Na última semana, o Sindicato dos Trabalhadores do Poder Judiciário Federal dos Estados do Pará e Amapá (Sindjuf/PA-AP) requeriu a admissão da entidade como amicus curiae. A inclusão de mais um sindicato do Judiciário Federal dá início a um importante processo de nacionalização da discussão jurídica, já que se trata de uma acusação de Bolsonaro que afeta a todos e todas servidores da Justiça Eleitoral no país.

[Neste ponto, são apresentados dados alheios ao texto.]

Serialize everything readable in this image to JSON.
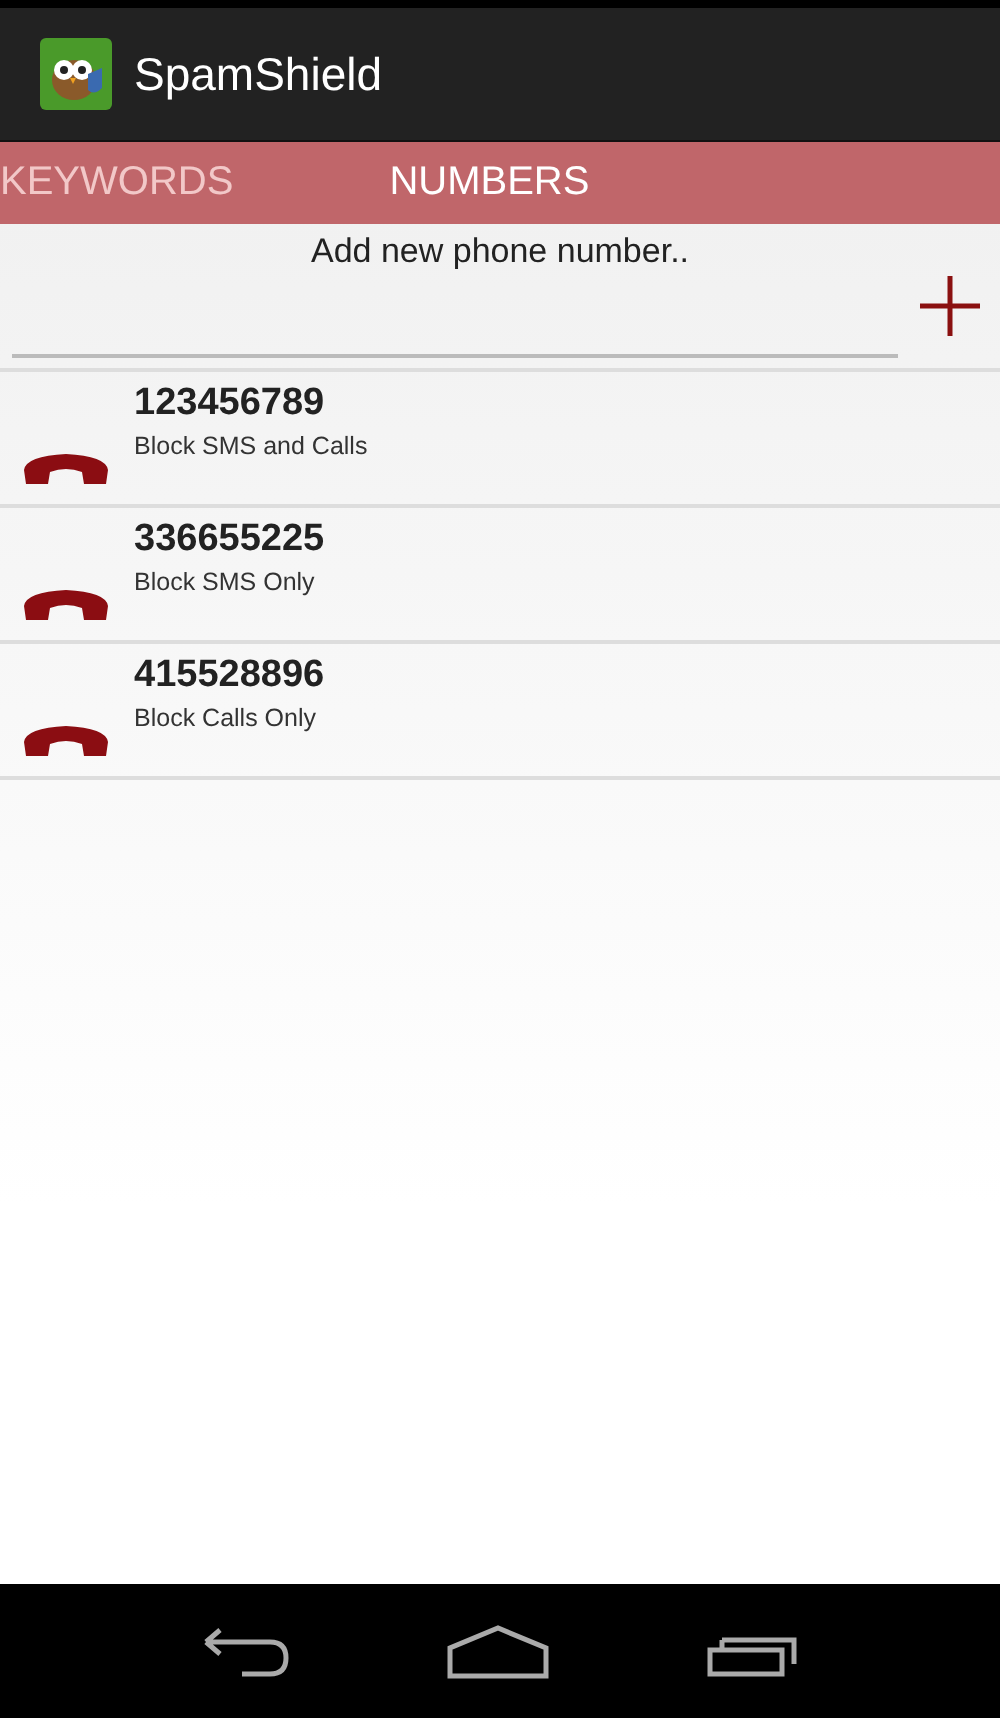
{
  "app_bar": {
    "title": "SpamShield"
  },
  "tabs": [
    {
      "label": "KEYWORDS",
      "selected": false
    },
    {
      "label": "NUMBERS",
      "selected": true
    }
  ],
  "add_number": {
    "label": "Add new phone number.."
  },
  "numbers": [
    {
      "number": "123456789",
      "mode": "Block SMS and Calls"
    },
    {
      "number": "336655225",
      "mode": "Block SMS Only"
    },
    {
      "number": "415528896",
      "mode": "Block Calls Only"
    }
  ]
}
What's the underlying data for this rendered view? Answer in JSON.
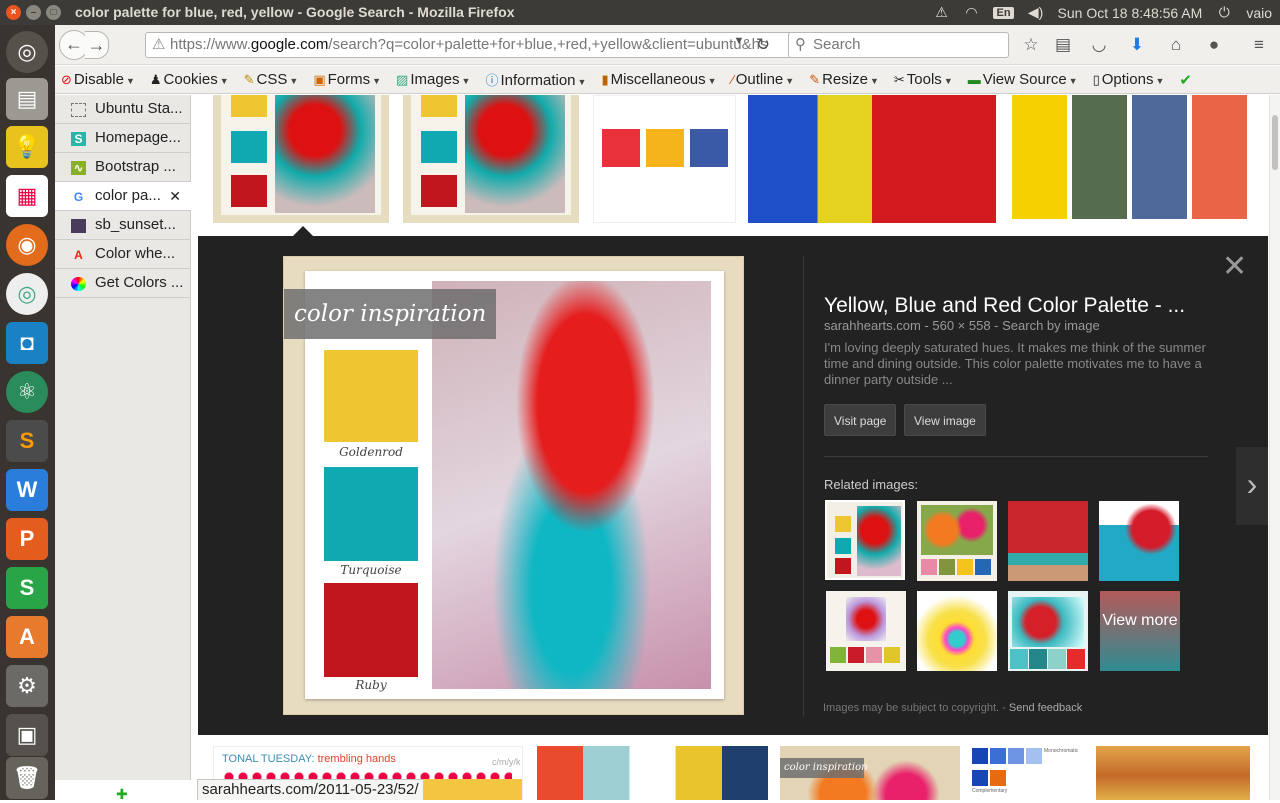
{
  "window": {
    "title": "color palette for blue, red, yellow - Google Search - Mozilla Firefox"
  },
  "tray": {
    "lang": "En",
    "datetime": "Sun Oct 18  8:48:56 AM",
    "user": "vaio"
  },
  "launcher": {
    "items": [
      "ubuntu-dash-icon",
      "files-icon",
      "notes-icon",
      "apps-icon",
      "firefox-icon",
      "chrome-icon",
      "pycharm-icon",
      "atom-icon",
      "sublime-icon",
      "wps-writer-icon",
      "wps-presentation-icon",
      "wps-spreadsheet-icon",
      "software-center-icon",
      "settings-icon",
      "workspace-icon",
      "trash-icon"
    ]
  },
  "nav": {
    "url_prefix": "https://www.",
    "url_domain": "google.com",
    "url_rest": "/search?q=color+palette+for+blue,+red,+yellow&client=ubuntu&hs",
    "search_placeholder": "Search"
  },
  "webdev": {
    "items": [
      "Disable",
      "Cookies",
      "CSS",
      "Forms",
      "Images",
      "Information",
      "Miscellaneous",
      "Outline",
      "Resize",
      "Tools",
      "View Source",
      "Options"
    ]
  },
  "tabs": [
    "Ubuntu Sta...",
    "Homepage...",
    "Bootstrap ...",
    "color pa...",
    "sb_sunset...",
    "Color whe...",
    "Get Colors ..."
  ],
  "panel": {
    "title": "Yellow, Blue and Red Color Palette - ...",
    "source": "sarahhearts.com - 560 × 558 - Search by image",
    "description": "I'm loving deeply saturated hues. It makes me think of the summer time and dining outside. This color palette motivates me to have a dinner party outside ...",
    "visit_label": "Visit page",
    "view_label": "View image",
    "related_label": "Related images:",
    "view_more": "View more",
    "footer_note": "Images may be subject to copyright.",
    "footer_sep": "-",
    "send_feedback": "Send feedback",
    "image_caption": "color inspiration",
    "swatches": [
      {
        "name": "Goldenrod",
        "color": "#efc631"
      },
      {
        "name": "Turquoise",
        "color": "#11a9b1"
      },
      {
        "name": "Ruby",
        "color": "#c1161e"
      }
    ]
  },
  "bottom": {
    "tonal_title": "TONAL TUESDAY:",
    "tonal_sub": "trembling hands",
    "cmyk": "c/m/y/k",
    "small_caption": "color inspiration",
    "mono": "Monochromatic",
    "complementary": "Complementary"
  },
  "status_url": "sarahhearts.com/2011-05-23/52/"
}
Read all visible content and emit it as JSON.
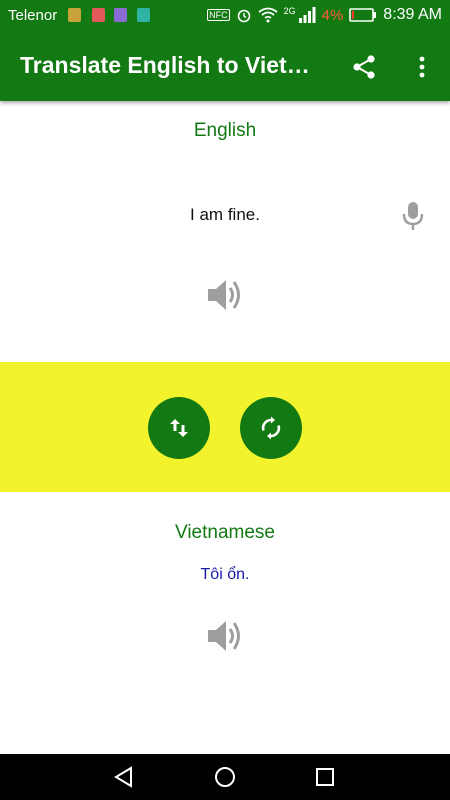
{
  "status_bar": {
    "carrier": "Telenor",
    "network": "2G",
    "battery_percent": "4%",
    "time": "8:39 AM",
    "nfc_label": "NFC"
  },
  "app_bar": {
    "title": "Translate English to Vietnamese",
    "share_icon": "share-icon",
    "overflow_icon": "more-vert-icon"
  },
  "source": {
    "language": "English",
    "text": "I am fine.",
    "mic_icon": "mic-icon",
    "speaker_icon": "speaker-icon"
  },
  "actions": {
    "swap_icon": "swap-vertical-icon",
    "translate_icon": "refresh-icon",
    "band_color": "#f3f32d",
    "accent_color": "#137913"
  },
  "target": {
    "language": "Vietnamese",
    "text": "Tôi ổn.",
    "speaker_icon": "speaker-icon"
  },
  "nav_bar": {
    "back_icon": "back-triangle-icon",
    "home_icon": "home-circle-icon",
    "recent_icon": "recent-square-icon"
  }
}
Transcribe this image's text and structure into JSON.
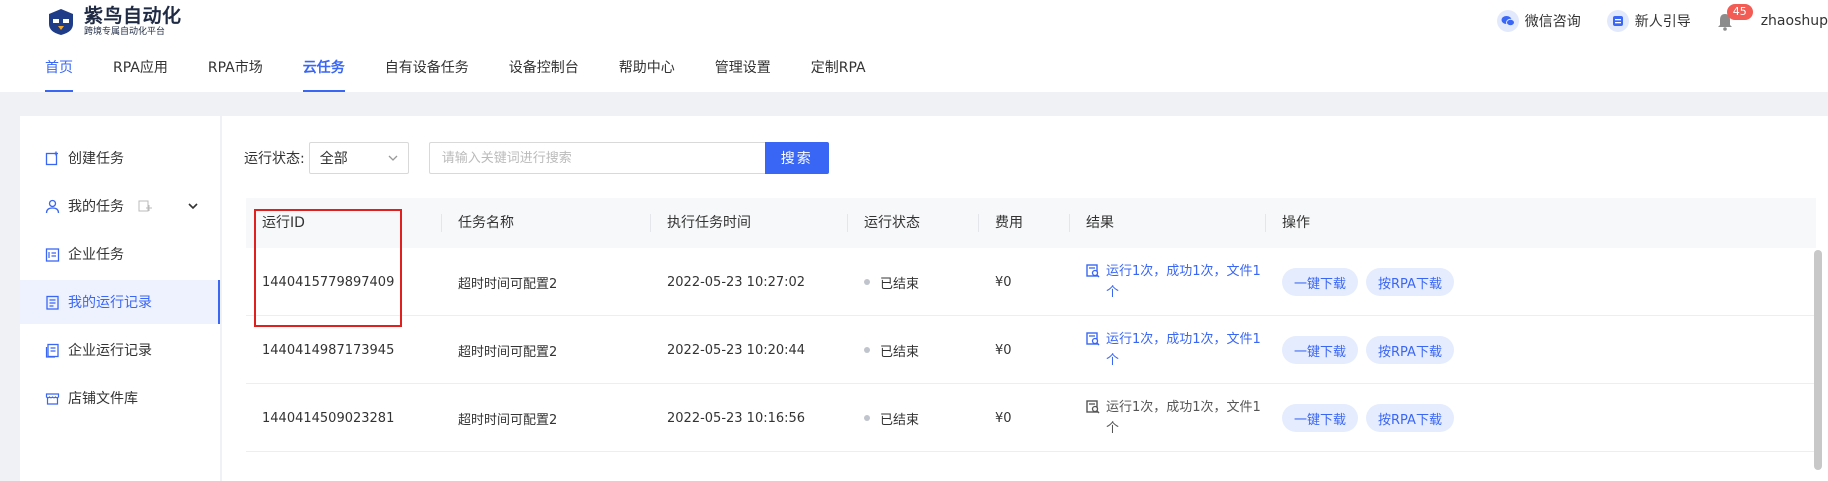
{
  "header": {
    "logo_title": "紫鸟自动化",
    "logo_subtitle": "跨境专属自动化平台",
    "nav": [
      {
        "label": "首页"
      },
      {
        "label": "RPA应用"
      },
      {
        "label": "RPA市场"
      },
      {
        "label": "云任务"
      },
      {
        "label": "自有设备任务"
      },
      {
        "label": "设备控制台"
      },
      {
        "label": "帮助中心"
      },
      {
        "label": "管理设置"
      },
      {
        "label": "定制RPA"
      }
    ],
    "wechat_label": "微信咨询",
    "guide_label": "新人引导",
    "notification_count": "45",
    "username": "zhaoshup"
  },
  "sidebar": {
    "items": [
      {
        "label": "创建任务"
      },
      {
        "label": "我的任务"
      },
      {
        "label": "企业任务"
      },
      {
        "label": "我的运行记录"
      },
      {
        "label": "企业运行记录"
      },
      {
        "label": "店铺文件库"
      }
    ]
  },
  "filter": {
    "status_label": "运行状态:",
    "status_value": "全部",
    "search_placeholder": "请输入关键词进行搜索",
    "search_button": "搜索"
  },
  "table": {
    "columns": [
      "运行ID",
      "任务名称",
      "执行任务时间",
      "运行状态",
      "费用",
      "结果",
      "操作"
    ],
    "rows": [
      {
        "id": "1440415779897409",
        "name": "超时时间可配置2",
        "time": "2022-05-23 10:27:02",
        "status": "已结束",
        "fee": "¥0",
        "result_line1": "运行1次，成功1次，文件1",
        "result_line2": "个",
        "btn1": "一键下载",
        "btn2": "按RPA下载"
      },
      {
        "id": "1440414987173945",
        "name": "超时时间可配置2",
        "time": "2022-05-23 10:20:44",
        "status": "已结束",
        "fee": "¥0",
        "result_line1": "运行1次，成功1次，文件1",
        "result_line2": "个",
        "btn1": "一键下载",
        "btn2": "按RPA下载"
      },
      {
        "id": "1440414509023281",
        "name": "超时时间可配置2",
        "time": "2022-05-23 10:16:56",
        "status": "已结束",
        "fee": "¥0",
        "result_line1": "运行1次，成功1次，文件1",
        "result_line2": "个",
        "btn1": "一键下载",
        "btn2": "按RPA下载"
      }
    ]
  },
  "colors": {
    "accent": "#3a66f5",
    "highlight_box": "#e01f1f",
    "badge": "#f25c54"
  }
}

Em entrevista ao Sintrajufe/RS, o diretor do Sindjuf/PA-AP Ribamar França avalia que “essa ação judicial é muito importante, pois é a forma legal que nós, servidores do Judiciário e, em particular, da Justiça Eleitoral, temos apra rechaçar as declarações falsas do presidente Bolsonaro. Essas declarações tentam macular a honra dos servidores, levantando suspeitas sobre a lisura tanto do sistema como dos servidores, pois a realização do processo eleitoral é totalmente de responsabilidade deles, que sempre receberam um voto de confiança da sociedade, que em vários momento os avaliou positivamente”. Ribamar explica que atua há 36 anos na Justiça Eleitoral, como servidor efetivo do TRE-PA, e que “antes da utilização das urnas eletrônicas, as eleições através de cédulas no estado do Pará eram eivadas de denúncias de fraudes na votação e apuração. Após a implementação das urnas eletrônicas, esse tipo de fraude acabou, permanecendo tão somente a fraude eleitoral por corrupção dos políticos. Sempre deixamos bem claro: se hoje ainda existe fraude, essa é realizada pela compra de votos e abuso do poder econômico”. O dirigente conta que “a adesão do Sindjuf/PA-AP a essa ação também vem em atendimento ao clamor da nossa categoria, que além de aplaudir a iniciativa do Sintrajufe/RS conclamou a entidade a aderir por entender a importância de se interpelar o presidente da República sobre essas declarações que tentam atingir a imagem dos trabalhadores da Justiça Eleitoral em todo o Brasil”.